The first question in a multi-screen video world may not be "what is the plan?" but "who does the planning?"
As connected TV inventory grows and extends from both traditional TV and digital video media, who owns the process, boasts the best expertise, the command of the right data? Where does this inventory sit within agency media-buying teams now?
Joe: Does the industry think about structure as consumers experience it? No better category to show fragmentation of choice than video. If you had to reinvent it would you do media buying/planning the way we do today?
Adrienne: We look at consumption, psychographic statements, figure out unique channels -- an integrative approach. We do believe there is a place for linear when it makes sense.
Matt: I would approach it in a similar way [to the way it was done in the ’90s], but how you get maximized reach is vastly different today. I work on a lot of CPG brands -- reach is king there. Tools need to get better. We’re getting there. Core tenets of how we started in the ’90s hold true with some tweaks.
Joe: It feels like there’s a little bit of legacy in this.
Back then, too many options. The whole way the system works, forced to move into market before budgets are set for the year. You still need to fill in strategically?
Matt: With video optimizations, linear is a part of that. I have a vitamin company, older focused, so linear is a bigger mix. If I had video games, OTT, and addressable, programmatic would be larger piece of that. We go in platform-agnostic in our video planning and then optimize according to audience.
Joe: There has to be an audio/video message.
It’s about reaching the audience, then figuring out the right format. Do we have this backward?
Ryan: We have silos between linear and everything else -- the same data informing each silo and good coordination across creative within those silos. Legacy stays around probably longer than it should. We have a successful proposition, if we get 49% of the market, we are losers. Cycle every two years. Tough to say we’re going to change the model when we know something else has worked in the past.
Joe: Do campaigns, candidates expect that?
Ryan: A lot of donors want to see fancy spots on TV, yes.
Joe: There’s a huge bias toward conventional TV thinking. Things like Twitch are huge --
if you want to reach young Millennials, that’s where you need to be. Do we have the right cultural mindset about how to use video?
Adrienne: Clients have requirements for reach/frequency, it’s a challenge because it‘s so fragmented.
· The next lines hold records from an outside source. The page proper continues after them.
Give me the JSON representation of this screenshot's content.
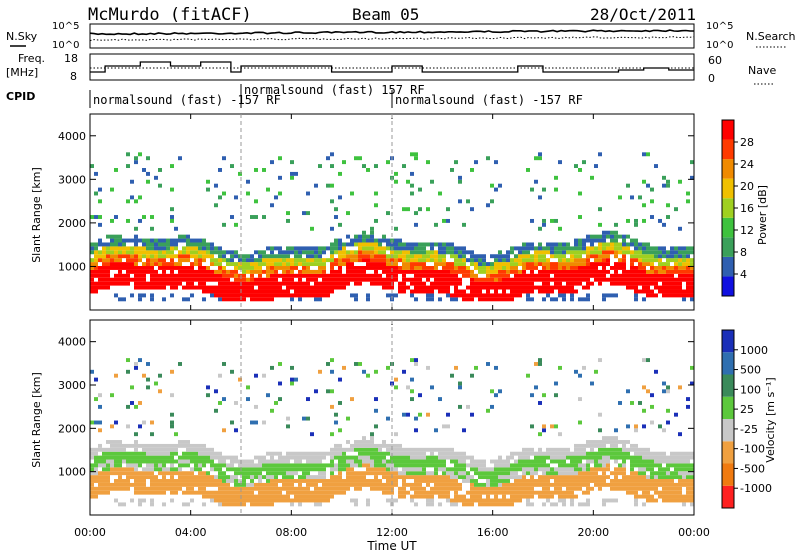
{
  "header": {
    "station": "McMurdo (fitACF)",
    "beam": "Beam 05",
    "date": "28/Oct/2011"
  },
  "noise_panel": {
    "left_label": "N.Sky",
    "right_label": "N.Search",
    "left_ticks": [
      "10^5",
      "10^0"
    ],
    "right_ticks": [
      "10^5",
      "10^0"
    ]
  },
  "freq_panel": {
    "left_label_line1": "Freq.",
    "left_label_line2": "[MHz]",
    "right_label": "Nave",
    "left_ticks": [
      "18",
      "8"
    ],
    "right_ticks": [
      "60",
      "0"
    ]
  },
  "cpid": {
    "label": "CPID",
    "segments": [
      {
        "start_hour": 0,
        "text": "normalsound (fast) -157 RF"
      },
      {
        "start_hour": 6,
        "text": "normalsound (fast) 157 RF"
      },
      {
        "start_hour": 12,
        "text": "normalsound (fast) -157 RF"
      }
    ]
  },
  "x_axis": {
    "label": "Time UT",
    "tick_labels": [
      "00:00",
      "04:00",
      "08:00",
      "12:00",
      "16:00",
      "20:00",
      "00:00"
    ]
  },
  "power_panel": {
    "ylabel": "Slant Range [km]",
    "y_ticks": [
      "4000",
      "3000",
      "2000",
      "1000"
    ],
    "colorbar_label": "Power [dB]",
    "colorbar_ticks": [
      "28",
      "24",
      "20",
      "16",
      "12",
      "8",
      "4"
    ],
    "colors": [
      "#1010e0",
      "#2f5fb0",
      "#3aa05a",
      "#3ec23e",
      "#9fd020",
      "#f0c000",
      "#f08a00",
      "#ff3a00",
      "#ff0000"
    ]
  },
  "velocity_panel": {
    "ylabel": "Slant Range [km]",
    "y_ticks": [
      "4000",
      "3000",
      "2000",
      "1000"
    ],
    "colorbar_label": "Velocity [m s⁻¹]",
    "colorbar_ticks": [
      "1000",
      "500",
      "100",
      "25",
      "-25",
      "-100",
      "-500",
      "-1000"
    ],
    "colors": [
      "#1a2fb8",
      "#2f6fb0",
      "#3a8a5a",
      "#5cc83c",
      "#c8c8c8",
      "#f0a040",
      "#f07a10",
      "#ff2020"
    ]
  },
  "chart_data": [
    {
      "type": "heatmap",
      "title": "Power",
      "x_range_hours": [
        0,
        24
      ],
      "ylim": [
        0,
        4500
      ],
      "colorbar_range": [
        0,
        30
      ],
      "bands": [
        {
          "range_km": [
            1300,
            1500
          ],
          "level_db": 8
        },
        {
          "range_km": [
            1100,
            1300
          ],
          "level_db": 14
        },
        {
          "range_km": [
            900,
            1100
          ],
          "level_db": 20
        },
        {
          "range_km": [
            700,
            900
          ],
          "level_db": 28
        }
      ]
    },
    {
      "type": "heatmap",
      "title": "Velocity",
      "x_range_hours": [
        0,
        24
      ],
      "ylim": [
        0,
        4500
      ],
      "colorbar_range": [
        -1000,
        1000
      ],
      "bands": [
        {
          "range_km": [
            1300,
            1500
          ],
          "level_ms": 0
        },
        {
          "range_km": [
            900,
            1300
          ],
          "level_ms": 100
        },
        {
          "range_km": [
            600,
            900
          ],
          "level_ms": -100
        }
      ]
    }
  ]
}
Tricky to make a unified model.
Joe: Where does it come from?
Matt: With video optimizations, it’s difficult to see the inflection point. There aren’t any solid rules. The problem now is there are so many data streams out there. The more we’re able to pipe that unified set, the better we’ll be able to optimize channels.
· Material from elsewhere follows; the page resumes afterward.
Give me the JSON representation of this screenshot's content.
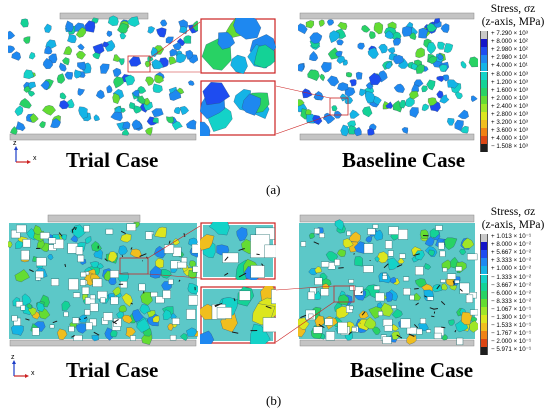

Joe: Front-end logic, optimization done on the back end. Why do we still plan the
way we did 20 to 30 years ago?
Matt: Looking on the back end to see how well we did and use that for future optimizations.
Adrienne: You’re looking at something after the fact to inform how you’re going to plan the future. In-flight optimization is not there yet. There's no simple approach to it.
Can we reinvent this?
Matt: Once we can make a big jump in data streams ...
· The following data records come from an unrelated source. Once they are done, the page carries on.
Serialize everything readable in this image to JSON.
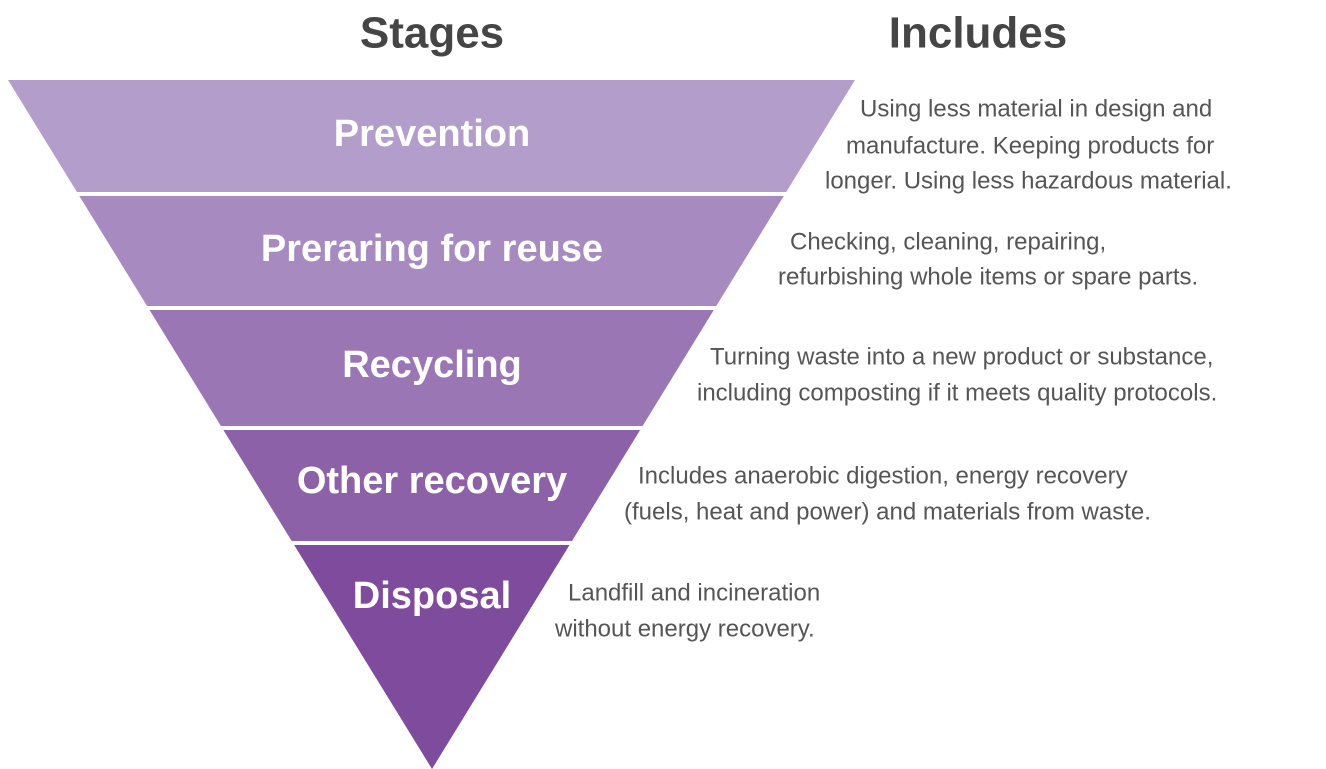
{
  "header": {
    "stages": "Stages",
    "includes": "Includes"
  },
  "stages": [
    {
      "label": "Prevention",
      "description": [
        "Using less material in design and",
        "manufacture. Keeping products for",
        "longer. Using less hazardous material."
      ]
    },
    {
      "label": "Preraring for reuse",
      "description": [
        "Checking, cleaning, repairing,",
        "refurbishing whole items or spare parts."
      ]
    },
    {
      "label": "Recycling",
      "description": [
        "Turning waste into a new product or substance,",
        "including composting if it meets quality protocols."
      ]
    },
    {
      "label": "Other recovery",
      "description": [
        "Includes anaerobic digestion, energy recovery",
        "(fuels, heat and power) and materials from waste."
      ]
    },
    {
      "label": "Disposal",
      "description": [
        "Landfill and incineration",
        "without energy recovery."
      ]
    }
  ]
}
Adrienne: ... or unified approach to media buying. Antiquated. Consumers are going to chase good content regardless of the device it’s on. Content is wagging the tail.
Joe: Two different worlds -- coming at it from a consumer orientation and
filling in how much weight should go into TV and other options, and one taking a traditional approach.
Adrienne: The first to come out with a strong, shoppable advertising experience will lead the charge in those areas. If someone’s watching my commercial on an OTT device and making a purchase in that moment, that’s the win-win. One brand is releasing that technology on their platform soon.
Matt: Until we can get our attribution correct, it’s difficult to assign anything beyond cost mechanism to investments. Could be seven other reasons. Once we get more basic pieces done, go drive a cost conversation off the video plan. It would solve a lot of remuneration issues. For DTC, it’s cost per unit sold.
Joe: DTC does a good job within their own little wall. But then you have Kraft Heinz, now being challenged. Any hope for brands like that?
Adrienne: Challenge is lack of wanting to share data back with those who could really use it. More fluid, could be an opportunity. Building insights, analytics teams in our client direct relationships. Hope it won’t be internalized.
Joe: Will we lose the luster of TV as experience? Seems to be a big tent that falls down. Will the culture shift?
Adrienne: As long as good content is being produced -- there will be a place for that. Upfronts now have digital as a presence. Newfronts for digital came to west coast this year, exciting.
Ryan: There are brands that couldn’t care less about upfronts.
Matt: Look at Netflix, capturing national zeitgeist. Content is aggregating people. The best content is going to win.
Joe: The tide is moving toward consumer-supported media. The average American pays $285 on media
Matt: More engaging video that’s out there, the good stuff is constrained in terms of supply, but there is a long tail of other premium content out there.